Inferring fields (using AWS Textract)

The Impira CLI allows you to use AWS Textract to detect key:value pairs in a document. This can be useful to avoid having to create a schema, field-by-field, in Impira. Currently, impira infer-fields is capable of inferring text and selection (checkbox) fields. Although Textract does not distinguish between text, number, and timestamp types, impira bootstrap can automatically determine the correct field types within Impira.

Requirements

The infer-fields command requires that your AWS credentials are setup for boto3 to run. The AWS documentation describes several ways to do so.
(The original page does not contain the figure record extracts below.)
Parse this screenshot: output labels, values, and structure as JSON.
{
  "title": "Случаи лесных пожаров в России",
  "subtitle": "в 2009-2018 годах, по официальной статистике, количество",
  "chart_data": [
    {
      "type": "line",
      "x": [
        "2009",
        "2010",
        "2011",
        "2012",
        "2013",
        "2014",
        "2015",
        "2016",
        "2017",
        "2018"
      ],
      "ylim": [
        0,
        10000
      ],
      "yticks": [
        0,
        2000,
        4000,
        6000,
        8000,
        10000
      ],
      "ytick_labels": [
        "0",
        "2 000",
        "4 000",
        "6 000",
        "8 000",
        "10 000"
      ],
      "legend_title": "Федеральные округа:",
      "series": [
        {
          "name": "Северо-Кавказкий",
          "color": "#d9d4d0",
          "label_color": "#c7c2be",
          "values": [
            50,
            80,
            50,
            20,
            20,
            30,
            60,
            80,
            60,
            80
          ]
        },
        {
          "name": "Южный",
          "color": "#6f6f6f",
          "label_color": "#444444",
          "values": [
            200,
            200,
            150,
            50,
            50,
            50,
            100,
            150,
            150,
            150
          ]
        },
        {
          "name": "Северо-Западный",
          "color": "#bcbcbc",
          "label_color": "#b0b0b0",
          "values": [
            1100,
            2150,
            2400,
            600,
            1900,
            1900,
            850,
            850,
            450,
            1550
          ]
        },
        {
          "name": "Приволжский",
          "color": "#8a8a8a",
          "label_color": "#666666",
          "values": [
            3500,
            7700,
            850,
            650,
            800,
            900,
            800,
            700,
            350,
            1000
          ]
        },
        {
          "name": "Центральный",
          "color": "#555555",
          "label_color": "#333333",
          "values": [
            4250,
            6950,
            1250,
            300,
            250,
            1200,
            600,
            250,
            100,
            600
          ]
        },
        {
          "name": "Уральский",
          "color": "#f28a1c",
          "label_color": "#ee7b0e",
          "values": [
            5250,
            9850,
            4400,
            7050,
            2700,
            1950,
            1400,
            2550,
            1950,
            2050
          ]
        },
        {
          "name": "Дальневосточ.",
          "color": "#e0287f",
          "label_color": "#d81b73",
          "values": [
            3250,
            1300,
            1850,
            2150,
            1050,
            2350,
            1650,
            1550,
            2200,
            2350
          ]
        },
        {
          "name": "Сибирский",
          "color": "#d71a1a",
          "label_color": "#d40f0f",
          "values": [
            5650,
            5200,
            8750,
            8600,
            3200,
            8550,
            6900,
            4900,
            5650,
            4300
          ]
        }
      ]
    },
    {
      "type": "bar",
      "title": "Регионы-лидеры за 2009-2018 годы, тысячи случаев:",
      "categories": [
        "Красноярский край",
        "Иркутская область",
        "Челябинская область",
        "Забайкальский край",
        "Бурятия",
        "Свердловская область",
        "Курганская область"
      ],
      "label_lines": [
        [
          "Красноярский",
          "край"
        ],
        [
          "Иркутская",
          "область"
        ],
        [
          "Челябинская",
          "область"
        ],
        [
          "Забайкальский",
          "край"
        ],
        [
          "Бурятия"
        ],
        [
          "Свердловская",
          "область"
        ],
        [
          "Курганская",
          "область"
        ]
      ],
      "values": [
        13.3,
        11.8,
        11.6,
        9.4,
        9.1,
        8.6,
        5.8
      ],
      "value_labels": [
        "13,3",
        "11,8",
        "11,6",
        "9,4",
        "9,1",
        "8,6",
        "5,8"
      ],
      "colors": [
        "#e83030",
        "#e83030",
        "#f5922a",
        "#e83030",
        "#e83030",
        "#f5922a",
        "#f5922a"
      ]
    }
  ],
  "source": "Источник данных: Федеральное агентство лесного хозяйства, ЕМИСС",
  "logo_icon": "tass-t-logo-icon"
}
The command does not allow you to specify your credentials explicitly.

The credentials must have access to Textract and to read/write files from Amazon S3. It will try to create an impira-cli bucket in your account automatically if one does not already exist, so it must have permissions to do that, unless you specify one explicitly on the command line.

Inferring fields

You can run a command like the following:

$ impira infer-fields /path/to/document.ext 

By default, the infer-fields command will save the captured fields and data in your system’s temporary directory and output its full path at the end of execution. You can specify your own data directory optionally with the --data argument. You can use the directory that infer-fields outputs in the bootstrap command to automatically setup an Impira collection with the inferred fields and training data. Although you can bootstrap an Impira collection with as little as one file, you can run impira infer-fields across multiple files of the same document type to generate additional training data.

For a full list of options, run impira infer-fields --help.